Joseph Gaudin Considérations sur l'anatomie pathologique et l'étiologie de l'anémie pernicieuse progressive (1897)

Dans l’anémie pernicieuse au contraire le foie est le seul ou presque le seul organe où l’on trouve du pigment. Ce pigment sous forme de granulations a une distribution toute particulière dans le lobule hépatique, les granulations existent seulement dans les cellules hépatiques et elles abondent exclusivement dans les cellules de la périphérie du lobule. Par contre, les cellules centrales du lobule, souvent frappées d’atrophie et de dégénérescence graisseuse, présentent de rares granulations jaunes incapables de subir l’action des réactifs du fer.
Source : Gallica

Émile Géraudel Parenchyme hépatique et bourgeon biliaire (1909)

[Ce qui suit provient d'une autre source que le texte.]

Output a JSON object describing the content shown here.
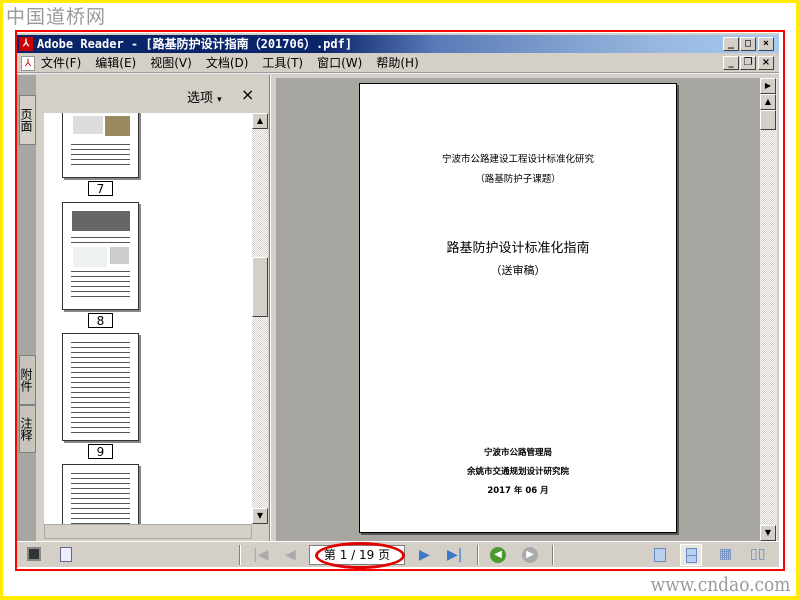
{
  "watermarks": {
    "top_left": "中国道桥网",
    "bottom_right": "www.cndao.com"
  },
  "window": {
    "title": "Adobe Reader - [路基防护设计指南（201706）.pdf]"
  },
  "menu": [
    "文件(F)",
    "编辑(E)",
    "视图(V)",
    "文档(D)",
    "工具(T)",
    "窗口(W)",
    "帮助(H)"
  ],
  "side_tabs": [
    "页面",
    "附件",
    "注释"
  ],
  "panel": {
    "options_label": "选项",
    "options_arrow": "▾",
    "close": "×"
  },
  "thumbnails": [
    "7",
    "8",
    "9",
    ""
  ],
  "document": {
    "line1": "宁波市公路建设工程设计标准化研究",
    "line2": "（路基防护子课题）",
    "title": "路基防护设计标准化指南",
    "subtitle": "（送审稿）",
    "org1": "宁波市公路管理局",
    "org2": "余姚市交通规划设计研究院",
    "date": "2017 年 06 月"
  },
  "status": {
    "page_field": "第 1 / 19 页"
  },
  "colors": {
    "highlight_ellipse": "#e00000",
    "frame": "#ff0000",
    "border": "#ffec00"
  }
}
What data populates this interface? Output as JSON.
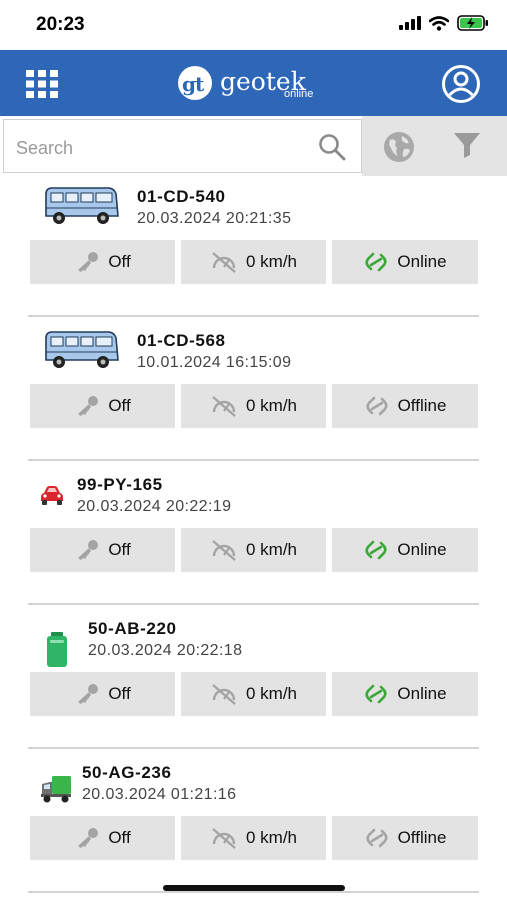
{
  "status_bar": {
    "time": "20:23",
    "icons": [
      "signal-icon",
      "wifi-icon",
      "battery-charging-icon"
    ]
  },
  "header": {
    "logo_text": "geotek",
    "logo_sub": "online",
    "icons": [
      "grid-menu-icon",
      "profile-icon"
    ]
  },
  "search": {
    "placeholder": "Search",
    "value": ""
  },
  "colors": {
    "header_bg": "#2e67b8",
    "online_green": "#3aa836",
    "offline_gray": "#9a9a9a",
    "pill_bg": "#e3e3e3"
  },
  "vehicles": [
    {
      "icon": "van-icon",
      "plate": "01-CD-540",
      "timestamp": "20.03.2024 20:21:35",
      "ignition": "Off",
      "speed": "0 km/h",
      "connection": "Online"
    },
    {
      "icon": "van-icon",
      "plate": "01-CD-568",
      "timestamp": "10.01.2024 16:15:09",
      "ignition": "Off",
      "speed": "0 km/h",
      "connection": "Offline"
    },
    {
      "icon": "red-car-icon",
      "plate": "99-PY-165",
      "timestamp": "20.03.2024 20:22:19",
      "ignition": "Off",
      "speed": "0 km/h",
      "connection": "Online"
    },
    {
      "icon": "green-tracker-icon",
      "plate": "50-AB-220",
      "timestamp": "20.03.2024 20:22:18",
      "ignition": "Off",
      "speed": "0 km/h",
      "connection": "Online"
    },
    {
      "icon": "green-truck-icon",
      "plate": "50-AG-236",
      "timestamp": "20.03.2024 01:21:16",
      "ignition": "Off",
      "speed": "0 km/h",
      "connection": "Offline"
    }
  ]
}
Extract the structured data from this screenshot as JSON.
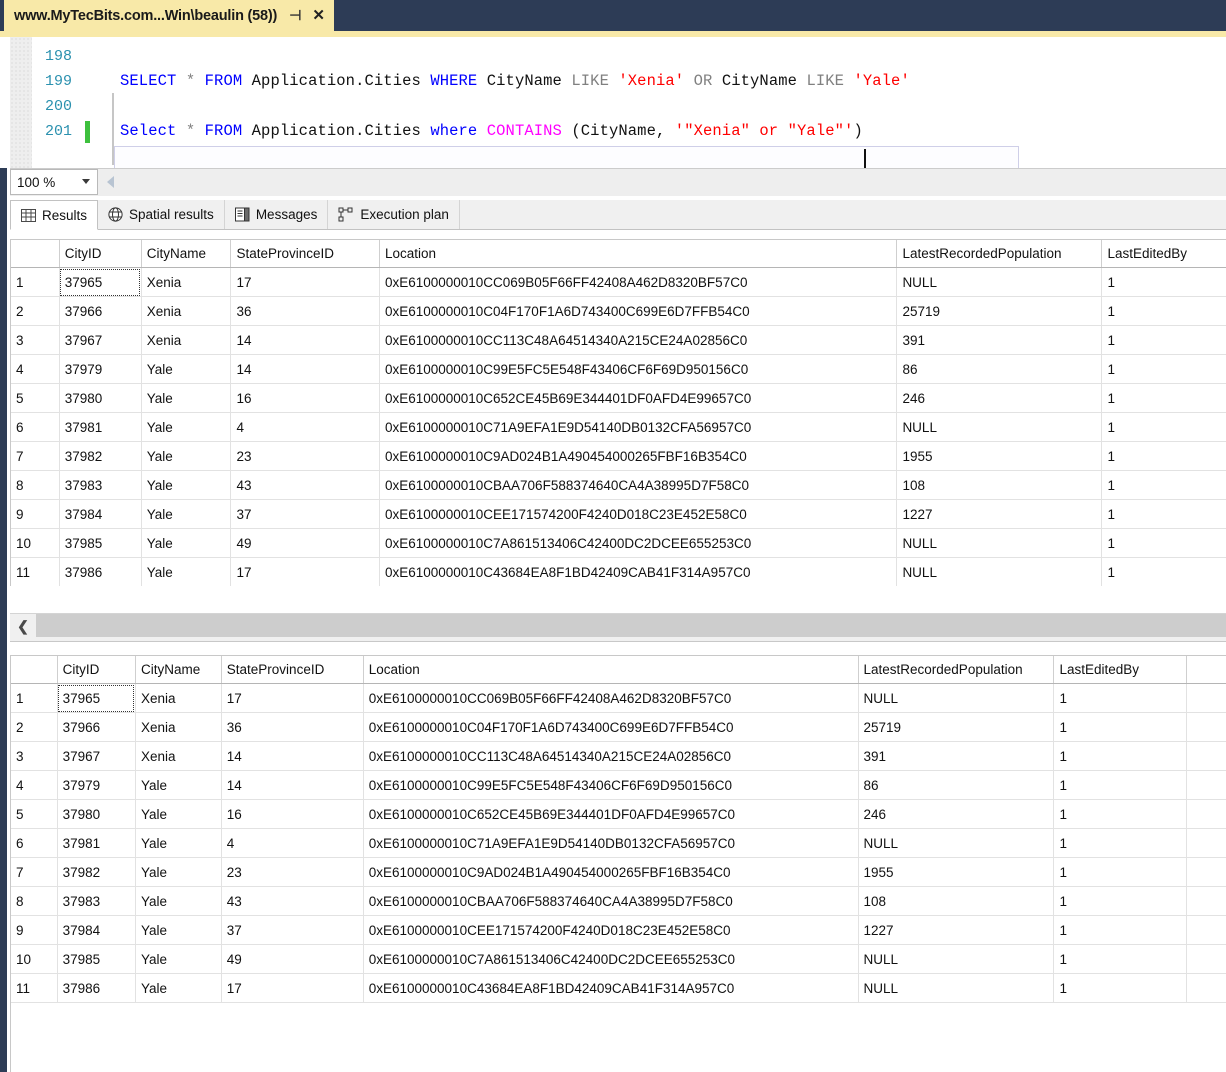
{
  "window": {
    "tab_title": "www.MyTecBits.com...Win\\beaulin (58))",
    "pin_icon": "⊣",
    "close_icon": "✕"
  },
  "editor": {
    "zoom_level": "100 %",
    "lines": [
      {
        "number": "198",
        "changed": false,
        "tokens": []
      },
      {
        "number": "199",
        "changed": false,
        "tokens": [
          {
            "t": "SELECT",
            "c": "k"
          },
          {
            "t": " ",
            "c": "op"
          },
          {
            "t": "*",
            "c": "kg"
          },
          {
            "t": " ",
            "c": "op"
          },
          {
            "t": "FROM",
            "c": "k"
          },
          {
            "t": " ",
            "c": "op"
          },
          {
            "t": "Application",
            "c": "id"
          },
          {
            "t": ".",
            "c": "op"
          },
          {
            "t": "Cities",
            "c": "id"
          },
          {
            "t": " ",
            "c": "op"
          },
          {
            "t": "WHERE",
            "c": "k"
          },
          {
            "t": " ",
            "c": "op"
          },
          {
            "t": "CityName",
            "c": "id"
          },
          {
            "t": " ",
            "c": "op"
          },
          {
            "t": "LIKE",
            "c": "kg"
          },
          {
            "t": " ",
            "c": "op"
          },
          {
            "t": "'Xenia'",
            "c": "str"
          },
          {
            "t": " ",
            "c": "op"
          },
          {
            "t": "OR",
            "c": "kg"
          },
          {
            "t": " ",
            "c": "op"
          },
          {
            "t": "CityName",
            "c": "id"
          },
          {
            "t": " ",
            "c": "op"
          },
          {
            "t": "LIKE",
            "c": "kg"
          },
          {
            "t": " ",
            "c": "op"
          },
          {
            "t": "'Yale'",
            "c": "str"
          }
        ]
      },
      {
        "number": "200",
        "changed": false,
        "tokens": []
      },
      {
        "number": "201",
        "changed": true,
        "tokens": [
          {
            "t": "Select",
            "c": "k"
          },
          {
            "t": " ",
            "c": "op"
          },
          {
            "t": "*",
            "c": "kg"
          },
          {
            "t": " ",
            "c": "op"
          },
          {
            "t": "FROM",
            "c": "k"
          },
          {
            "t": " ",
            "c": "op"
          },
          {
            "t": "Application",
            "c": "id"
          },
          {
            "t": ".",
            "c": "op"
          },
          {
            "t": "Cities",
            "c": "id"
          },
          {
            "t": " ",
            "c": "op"
          },
          {
            "t": "where",
            "c": "k"
          },
          {
            "t": " ",
            "c": "op"
          },
          {
            "t": "CONTAINS",
            "c": "fn"
          },
          {
            "t": " ",
            "c": "op"
          },
          {
            "t": "(",
            "c": "op"
          },
          {
            "t": "CityName",
            "c": "id"
          },
          {
            "t": ", ",
            "c": "op"
          },
          {
            "t": "'\"Xenia\" or \"Yale\"'",
            "c": "str"
          },
          {
            "t": ")",
            "c": "op"
          }
        ]
      }
    ]
  },
  "result_tabs": [
    {
      "label": "Results",
      "icon": "grid-icon",
      "active": true
    },
    {
      "label": "Spatial results",
      "icon": "globe-icon",
      "active": false
    },
    {
      "label": "Messages",
      "icon": "message-document-icon",
      "active": false
    },
    {
      "label": "Execution plan",
      "icon": "execution-plan-icon",
      "active": false
    }
  ],
  "grid": {
    "columns": [
      "",
      "CityID",
      "CityName",
      "StateProvinceID",
      "Location",
      "LatestRecordedPopulation",
      "LastEditedBy"
    ],
    "rows": [
      {
        "n": "1",
        "CityID": "37965",
        "CityName": "Xenia",
        "StateProvinceID": "17",
        "Location": "0xE6100000010CC069B05F66FF42408A462D8320BF57C0",
        "LatestRecordedPopulation": "NULL",
        "LastEditedBy": "1"
      },
      {
        "n": "2",
        "CityID": "37966",
        "CityName": "Xenia",
        "StateProvinceID": "36",
        "Location": "0xE6100000010C04F170F1A6D743400C699E6D7FFB54C0",
        "LatestRecordedPopulation": "25719",
        "LastEditedBy": "1"
      },
      {
        "n": "3",
        "CityID": "37967",
        "CityName": "Xenia",
        "StateProvinceID": "14",
        "Location": "0xE6100000010CC113C48A64514340A215CE24A02856C0",
        "LatestRecordedPopulation": "391",
        "LastEditedBy": "1"
      },
      {
        "n": "4",
        "CityID": "37979",
        "CityName": "Yale",
        "StateProvinceID": "14",
        "Location": "0xE6100000010C99E5FC5E548F43406CF6F69D950156C0",
        "LatestRecordedPopulation": "86",
        "LastEditedBy": "1"
      },
      {
        "n": "5",
        "CityID": "37980",
        "CityName": "Yale",
        "StateProvinceID": "16",
        "Location": "0xE6100000010C652CE45B69E344401DF0AFD4E99657C0",
        "LatestRecordedPopulation": "246",
        "LastEditedBy": "1"
      },
      {
        "n": "6",
        "CityID": "37981",
        "CityName": "Yale",
        "StateProvinceID": "4",
        "Location": "0xE6100000010C71A9EFA1E9D54140DB0132CFA56957C0",
        "LatestRecordedPopulation": "NULL",
        "LastEditedBy": "1"
      },
      {
        "n": "7",
        "CityID": "37982",
        "CityName": "Yale",
        "StateProvinceID": "23",
        "Location": "0xE6100000010C9AD024B1A490454000265FBF16B354C0",
        "LatestRecordedPopulation": "1955",
        "LastEditedBy": "1"
      },
      {
        "n": "8",
        "CityID": "37983",
        "CityName": "Yale",
        "StateProvinceID": "43",
        "Location": "0xE6100000010CBAA706F588374640CA4A38995D7F58C0",
        "LatestRecordedPopulation": "108",
        "LastEditedBy": "1"
      },
      {
        "n": "9",
        "CityID": "37984",
        "CityName": "Yale",
        "StateProvinceID": "37",
        "Location": "0xE6100000010CEE171574200F4240D018C23E452E58C0",
        "LatestRecordedPopulation": "1227",
        "LastEditedBy": "1"
      },
      {
        "n": "10",
        "CityID": "37985",
        "CityName": "Yale",
        "StateProvinceID": "49",
        "Location": "0xE6100000010C7A861513406C42400DC2DCEE655253C0",
        "LatestRecordedPopulation": "NULL",
        "LastEditedBy": "1"
      },
      {
        "n": "11",
        "CityID": "37986",
        "CityName": "Yale",
        "StateProvinceID": "17",
        "Location": "0xE6100000010C43684EA8F1BD42409CAB41F314A957C0",
        "LatestRecordedPopulation": "NULL",
        "LastEditedBy": "1"
      }
    ]
  },
  "scrollbar": {
    "left_arrow": "❮"
  },
  "colors": {
    "tab_active_bg": "#f8e9a8",
    "tabbar_bg": "#2d3c56",
    "null_cell_bg": "#fbf8dd",
    "keyword": "#0000ff",
    "string": "#ff0000",
    "function": "#ff00ff",
    "gray_keyword": "#808080",
    "line_number": "#2b91af"
  }
}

Il est intéressant de remarquer que, malgré l'accroissement considérable des dimensions de ce lobule unique chez l'homme, la disposition même du hile portal invaginé et ramifié à l'intérieur de sa masse, en même temps qu'intriqué avec les drains du système sus-hépatique centro-lobulaire, solutionne de façon élégante le problème de l'écoulement régulier et facile du sang à travers ce lobule gigantesque qu'est le foie de l'homme.